Closed coder543 closed 5 years ago
Thanks for reporting this. I'll look into it soon.
Alright. Ruby itself did away with having a static library file available by default here: https://bugs.ruby-lang.org/issues/12845 But I've found the RVM (Ruby Version Manager), which I use currently, keeps a copy of the libruby-static.a
files under .rvm/src/ruby-#.#.#/
.
What this means is that we'll need to implement support for all of the different ruby version managers out there and also default installs. As I have RVM I will go ahead and implement support for it under that but we'll need other people to create PRs for adding support for the different scenarios.
I was able to get static builds to work. 3 methods in this library currently don't work with it when statically linked and it seems statically linking things makes your code run slower. A few more things to do before I merge in the updates.
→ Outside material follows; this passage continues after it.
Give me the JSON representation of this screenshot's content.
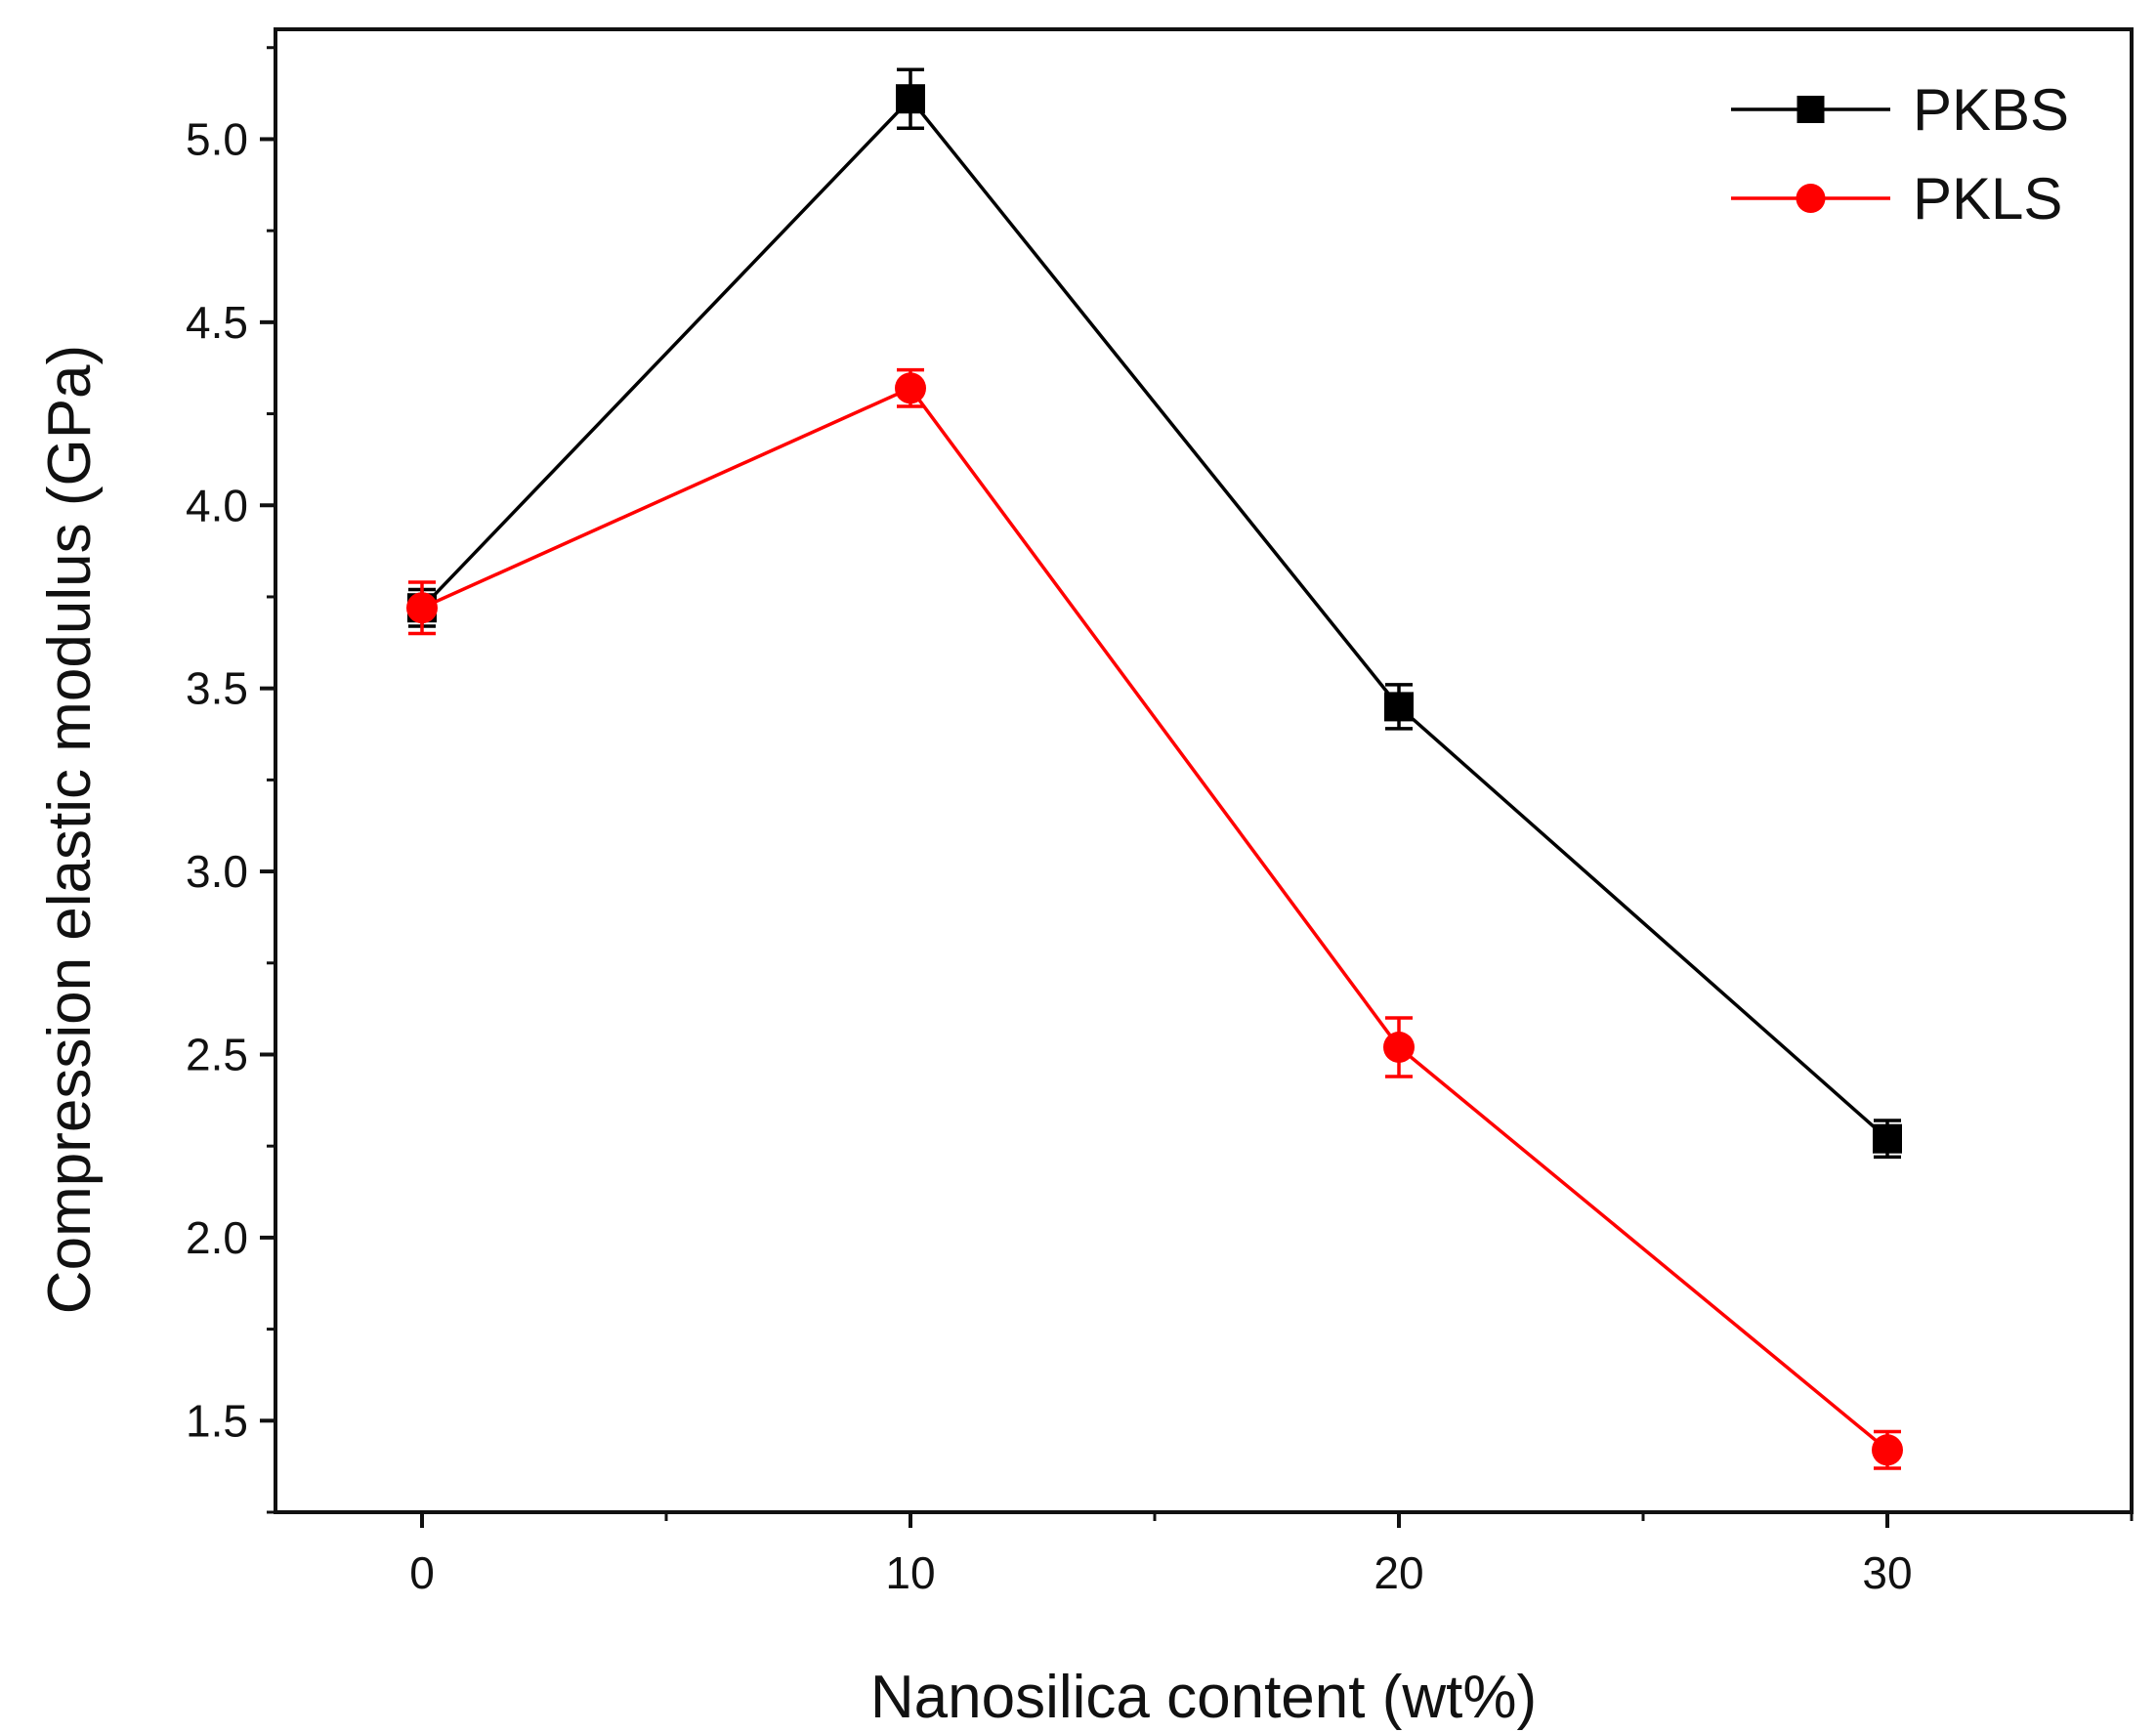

Alright, static builds now work with Rutie 0.4.1. Notes have been added to build.rs
.
The build.rs script implies that it supports static builds, but the binary that is built is definitely not static with respect to Ruby. I have a fork of ruby-sys that I was using with ruru that allows for truly static builds: https://github.com/coder543/ruby-sys/commits/master
I don't remember exactly where I found the discussions that led to the fork I made, but this is unfortunate. I want to use rutie so I can use binary Ruby strings properly... but I also can't deploy ruby gems that depend on libruby.so.
using
ldd ./target/release/whatever.so
it's possible to see what dynamic dependencies the executable has.